My Annual Mockery of Arizona Budget Games

If it's June, it must be time for me to mock Arizona budget games.  To save re-writing the old post over and over, here is what I wrote several years ago.

In May of this year I got a form from the Arizona Department of Revenue that said my company was now large enough to make estimated sales tax pre-payments.  Some states do this when you are large enough - they don't like you holding their sales tax money a whole month until the reporting deadline, they want their cash in hand.  Its a pain, so I sighed, but we did it.  We prepaid estimated full-month June sales tax in mid-June as required, rather than in mid-July when the payment would normally be due.  Note that we still have to fill out all the sales tax reports in July, so paperwork is doubled, not to mention the extra work to reconcile between the estimate and actual results.

So this month, I was looking for the July pre-payment form.  I figured the July pre-payment must be due soon, so I called the Department of Revenue and asked where my form was.  They said there was no form for July.  The pre-payment is only one time.  I said, "its only for June?" and they said yes.  You can see the blank form online is hard-coded for June.

Then it dawned on me:  Arizona is on a June 30 fiscal year.  The entire point of this exercise is to pull July revenues into June to artificially inflate the prior fiscal year financials.  Wow - all those pious government workers artificially manipulating results just like an evil old corporation.  Because there is absolutely no other reason to do this for just one month.  The time value of money gained is dwarfed by the costs of changing your payment processing approach for just one month, and is certainly dwarfed if you consider the extra taxpayer effort required (which of course the government never does).

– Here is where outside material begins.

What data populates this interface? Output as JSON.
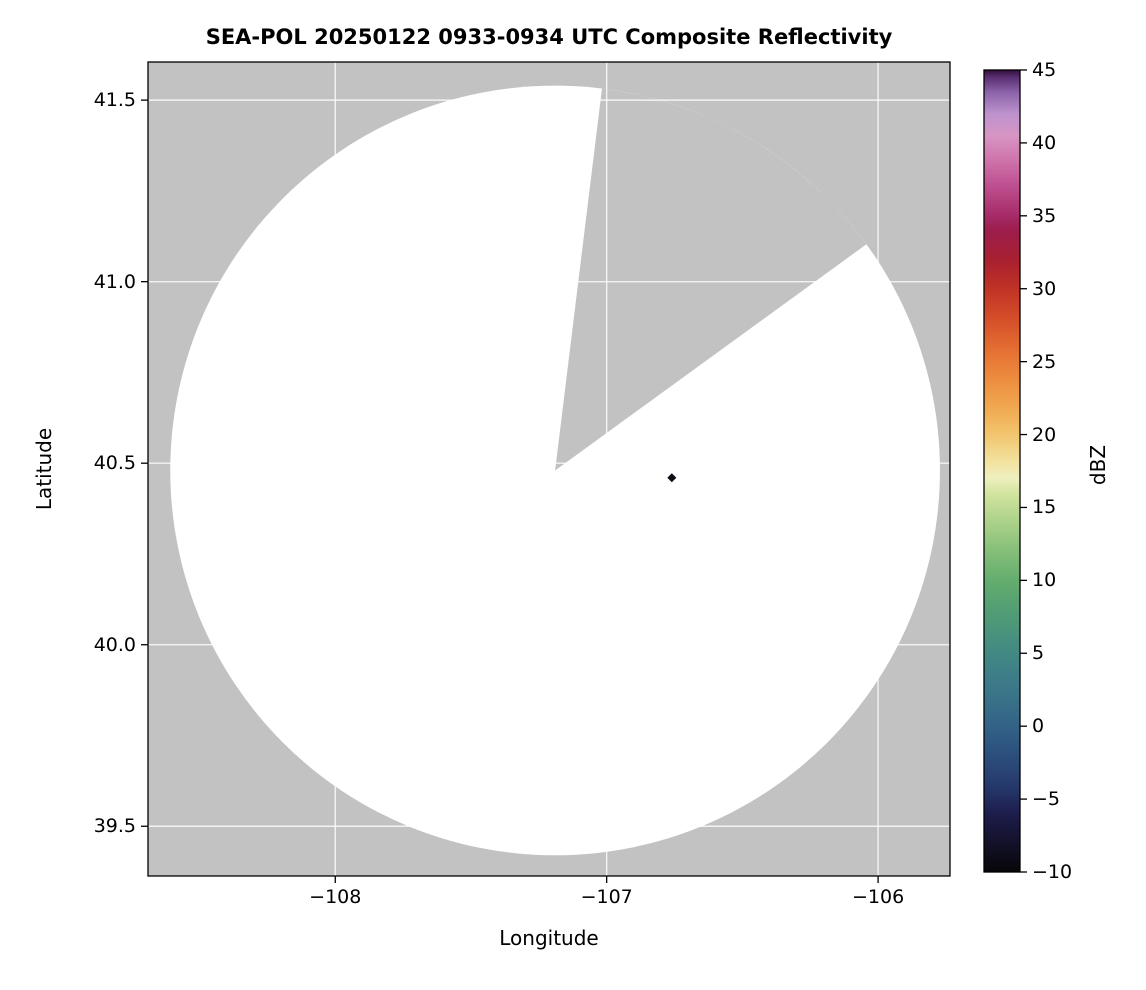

But it's even worse!  Because, in effect, this only worked one time -- the first time.  The first time they did this, they helped the fiscal year.  But now, pulling forward July this year just offsets losing the July revenues from last year.  So politicians have saddled us with a tax process that costs the government more money and the taxpayer more time and has no benefit beyond generating a slightly more positive press release about the budget for some politician several years ago (whatever year this was first implemented).

9 Comments

  1. LarryG:

    any consolation.. they do this in Virginia also... luckily I am a schmuck not a business owner who has to put up with this foolishness.

  2. Sam L.:

    And now...It's TRADITION!

  3. Dan Hill:

    The single most effective reform of government budgeting would be to move to accrual accounting. Apart from stopping this sort of nonsense it would mean explicitly accounting for future liabilities like pensions. For those who think this is not practical, the New Zealand government has been publishing accrual accounts for some years...

  4. Lisa:

    Colorado did Arizona one better - several years ago the state began delaying the last June paycheck of all state employees until July. Now if you are paid monthly that probably isn't a big deal but if you are paid every other week that can work out to an almost 2 week delay. It also caused havoc for everyone with automated payments planned around the deposit of their paycheck. And yes, it only made a difference to expenses once.

  5. LarryG:

    re: accrual accounting and future liabilities. Well, in Va, they do a pretty detailed analysis of the pensions and actually come up with a number - the additional money needed to make up for investment performance shortfalls. This year, it got pushed onto employees but ultimately Va is going to do what the Feds and many corps did years ago - move to a defined contribution system. Then it will be up to employees to figure their future pension liabilities, eh?

  6. bradley13:

    Simply: governments should be subject to precisely the same accounting standards as any other large organization. Otherwise, they play stupid shell-games with our money.

    Of course, companies can be stupid too. "Meet this month's sales figures." "Gotta meet the quarterly targets". Too many managers don't see the long-term picture.

  7. Matt:

    @bradley13

    I partly disagree with you. Far more managers than you think can see the long-term picture. The problem is that their incentives (set by the board of directors) are all based on short term performance. It's not that they can't see the long term picture, but if the board dosen't care about it, why should they.

    It's all about perverse inscentives.

  8. marco73:

    I work in a company where we have payroll in almost all 50 states, and some territories.
    We have to grind out piles of paperwork for various states to collect piddly amounts of state taxes by June 30, then adjust the hell out of everything for July payroll.
    I'm sure there is an army of bureaucrats in each state, filing all that paper away.
    Luckily this year, June 30 is a Saturday, so we don't have to split up the taxes on single paychecks.

  9. bob:

    FYI: Your link to the form doesn't work.